As a pastor, I’ve spoken to many people over the years who have very similar problems to each other. And many of these similar problems seem to have similar solutions, at least when we think about them on a very superficial level. I can be tempted to jump to the conclusion that I know the answer to a person’s problem before I’ve listened fully to what they’re going through.
But every situation is unique. Every person is unique. I don’t know everything–especially if I haven’t listened first. So I can’t offer advice prematurely.
We need to hear the full story before we have the ability to effectively rebuke or instruct.
5. Listen to the emotions behind the words.
Words are important. But sometimes you have to look past the words and see the emotion behind them. When someone is speaking to you, they’re trying to connect.
When someone shares about a difficult situation in their family, they’re looking for someone to connect with them in the place where they’re hurting.
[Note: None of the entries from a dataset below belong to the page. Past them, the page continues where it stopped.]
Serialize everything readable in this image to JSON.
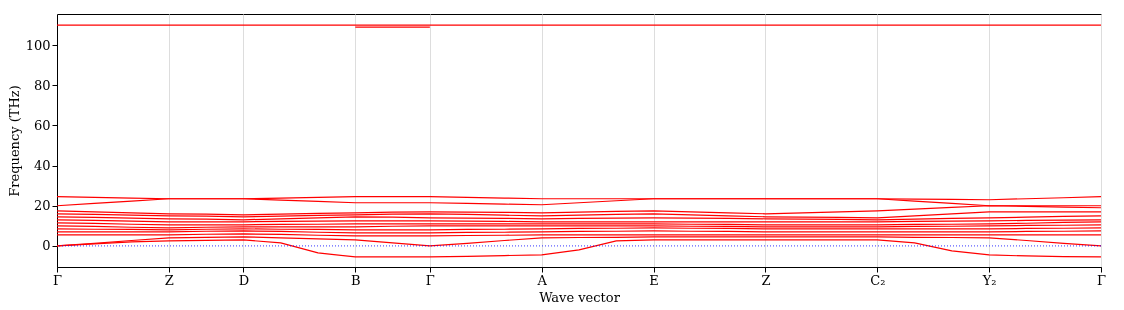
{
  "chart_data": {
    "type": "line",
    "xlabel": "Wave vector",
    "ylabel": "Frequency (THz)",
    "ylim": [
      -10.5,
      115.5
    ],
    "yticks": [
      0,
      20,
      40,
      60,
      80,
      100
    ],
    "categories": [
      "Γ",
      null,
      null,
      "Z",
      null,
      "D",
      null,
      null,
      "B",
      null,
      "Γ",
      null,
      null,
      "A",
      null,
      null,
      "E",
      null,
      null,
      "Z",
      null,
      null,
      "C₂",
      null,
      null,
      "Y₂",
      null,
      null,
      "Γ"
    ],
    "grid": "x",
    "legend": false,
    "ref_lines": [
      {
        "axis": "y",
        "value": 0,
        "color": "#0000ff",
        "line_style": "dotted"
      }
    ],
    "series": [
      {
        "color": "#ff0000",
        "values": [
          110,
          110,
          110,
          110,
          110,
          110,
          110,
          110,
          110,
          110,
          110,
          110,
          110,
          110,
          110,
          110,
          110,
          110,
          110,
          110,
          110,
          110,
          110,
          110,
          110,
          110,
          110,
          110,
          110
        ]
      },
      {
        "color": "#ff0000",
        "values": [
          null,
          null,
          null,
          null,
          null,
          null,
          null,
          null,
          109,
          109,
          109,
          null,
          null,
          null,
          null,
          null,
          null,
          null,
          null,
          null,
          null,
          null,
          null,
          null,
          null,
          null,
          null,
          null,
          null
        ]
      },
      {
        "color": "#ff0000",
        "values": [
          24.5,
          24.2,
          23.8,
          23.5,
          23.5,
          23.5,
          23.8,
          24.2,
          24.5,
          24.5,
          24.5,
          24.2,
          23.8,
          23.5,
          23.5,
          23.5,
          23.5,
          23.5,
          23.5,
          23.5,
          23.5,
          23.5,
          23.5,
          23.3,
          23.2,
          23,
          23.5,
          24,
          24.5
        ]
      },
      {
        "color": "#ff0000",
        "values": [
          20,
          21.2,
          22.3,
          23.5,
          23.5,
          23.5,
          22.8,
          22.2,
          21.5,
          21.5,
          21.5,
          21.2,
          20.8,
          20.5,
          21.5,
          22.5,
          23.5,
          23.5,
          23.5,
          23.5,
          23.5,
          23.5,
          23.5,
          22.3,
          21.2,
          20,
          20,
          20,
          20
        ]
      },
      {
        "color": "#ff0000",
        "values": [
          17.5,
          17,
          16.5,
          16,
          15.8,
          15.5,
          15.8,
          16.2,
          16.5,
          16.8,
          17,
          16.8,
          16.7,
          16.5,
          16.8,
          17.2,
          17.5,
          17,
          16.5,
          16,
          16.5,
          17,
          17.5,
          18.3,
          19.2,
          20,
          19.7,
          19.3,
          19
        ]
      },
      {
        "color": "#ff0000",
        "values": [
          16,
          15.7,
          15.3,
          15,
          14.8,
          14.5,
          14.8,
          15.2,
          15.5,
          15.8,
          16,
          15.7,
          15.3,
          15,
          15.3,
          15.7,
          16,
          15.5,
          15,
          14.5,
          14.3,
          14.2,
          14,
          15,
          16,
          17,
          17,
          17,
          17
        ]
      },
      {
        "color": "#ff0000",
        "values": [
          14.5,
          14.2,
          13.8,
          13.5,
          13.3,
          13,
          13.5,
          14,
          14.5,
          14.3,
          14,
          13.8,
          13.7,
          13.5,
          13.7,
          13.8,
          14,
          13.8,
          13.7,
          13.5,
          13.3,
          13.2,
          13,
          13.3,
          13.7,
          14,
          14.3,
          14.7,
          15
        ]
      },
      {
        "color": "#ff0000",
        "values": [
          13,
          12.7,
          12.3,
          12,
          12,
          12,
          12.2,
          12.3,
          12.5,
          12.5,
          12.5,
          12.3,
          12.2,
          12,
          12,
          12,
          12,
          12,
          12,
          12,
          12,
          12,
          12,
          12.2,
          12.3,
          12.5,
          12.7,
          12.8,
          13
        ]
      },
      {
        "color": "#ff0000",
        "values": [
          11.5,
          11.2,
          10.8,
          10.5,
          10.5,
          10.5,
          10.7,
          10.8,
          11,
          11,
          11,
          11,
          11,
          11,
          11,
          11,
          11,
          10.8,
          10.7,
          10.5,
          10.5,
          10.5,
          10.5,
          10.7,
          10.8,
          11,
          11.3,
          11.7,
          12
        ]
      },
      {
        "color": "#ff0000",
        "values": [
          10,
          9.7,
          9.3,
          9,
          9.3,
          9.5,
          9.5,
          9.5,
          9.5,
          9.8,
          10,
          10,
          10,
          10,
          10,
          10,
          10,
          9.8,
          9.7,
          9.5,
          9.5,
          9.5,
          9.5,
          9.7,
          9.8,
          10,
          10.2,
          10.3,
          10.5
        ]
      },
      {
        "color": "#ff0000",
        "values": [
          8.5,
          8.3,
          8.2,
          8,
          8.3,
          8.5,
          8.3,
          8.2,
          8,
          8,
          8,
          8.2,
          8.3,
          8.5,
          8.7,
          8.8,
          9,
          8.8,
          8.7,
          8.5,
          8.5,
          8.5,
          8.5,
          8.5,
          8.5,
          8.5,
          8.7,
          8.8,
          9
        ]
      },
      {
        "color": "#ff0000",
        "values": [
          7,
          7,
          7,
          7,
          7.3,
          7.5,
          7.2,
          6.8,
          6.5,
          6.5,
          6.5,
          6.7,
          6.8,
          7,
          7.2,
          7.3,
          7.5,
          7.3,
          7.2,
          7,
          7,
          7,
          7,
          7,
          7,
          7,
          7.2,
          7.3,
          7.5
        ]
      },
      {
        "color": "#ff0000",
        "values": [
          5.5,
          5.5,
          5.5,
          5.5,
          5.8,
          6,
          5.7,
          5.3,
          5,
          5,
          5,
          5.2,
          5.3,
          5.5,
          5.5,
          5.5,
          5.5,
          5.5,
          5.5,
          5.5,
          5.5,
          5.5,
          5.5,
          5.5,
          5.5,
          5.5,
          5.5,
          5.5,
          5.5
        ]
      },
      {
        "color": "#ff0000",
        "values": [
          0,
          1.3,
          2.7,
          4,
          4.3,
          4.5,
          4,
          3.5,
          3,
          1.5,
          0,
          1.3,
          2.7,
          4,
          4.2,
          4.3,
          4.5,
          4.5,
          4.5,
          4.5,
          4.5,
          4.5,
          4.5,
          4.3,
          4.2,
          4,
          2.7,
          1.3,
          0
        ]
      },
      {
        "color": "#ff0000",
        "values": [
          0,
          1,
          2,
          2.5,
          2.8,
          3,
          1.5,
          -3.5,
          -5.5,
          -5.5,
          -5.5,
          -5.2,
          -4.8,
          -4.5,
          -2,
          2.5,
          3,
          3,
          3,
          3,
          3,
          3,
          3,
          1.5,
          -2.5,
          -4.5,
          -5,
          -5.3,
          -5.5
        ]
      }
    ]
  }
}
And when they share some good news about something that happened to them at work, they’re looking for someone to connect with them in their place of joy.
We need to be willing to connect with people wherever they find themselves.
Paul puts is this way.
“Rejoice with those who rejoice, weep with those who weep.” (Romans 12:15)
In order to meet people in the places where they’re rejoicing or weeping, we need to be listening to the emotions behind their words. People rarely share about an event or situation in their life if there’s no emotion attached to it.
The reason it was on their mind, and the reason they thought it was worth sharing, is because it has some kind of meaning to them. Look to surface that meaning and connect with it.
6. Ask clarifying questions.
Seeking clarity is such an important part of being a good listener. When you confirm that you understand what a person is saying, where they’re coming from, the emotion behind it, and why it’s important to them, you make them feel known and loved.
When speaking to someone, I often find it helpful to use summarizing statements to make sure I understand what they’re intending to communicate. I’ll say something like, “I imagine that makes you feel ____.” Or, “It seems like you’re saying ____. Am I understanding that correctly?”
This gives an opportunity for the person to respond, sometimes by affirming my summary. But other times, they’ll say something like, “Not exactly. It’s more like ____.” This care for clarity fosters a deeper connection and a sense of understanding.
Always be willing to ask more questions and give less answers. Try to dig deeper. Have a heart to fully know the other person and to love them just the way they are.
To listen is to love.
At the heart of listening is love. It’s seeking to treat someone else as more important than yourself (Phil. 2:3). Listening is very much a Jesus thing.
God listens to you perfectly, because he loves you perfectly. And though we listen imperfectly because we love incompletely, may we always strive to love people more truly by listening to them more wholeheartedly.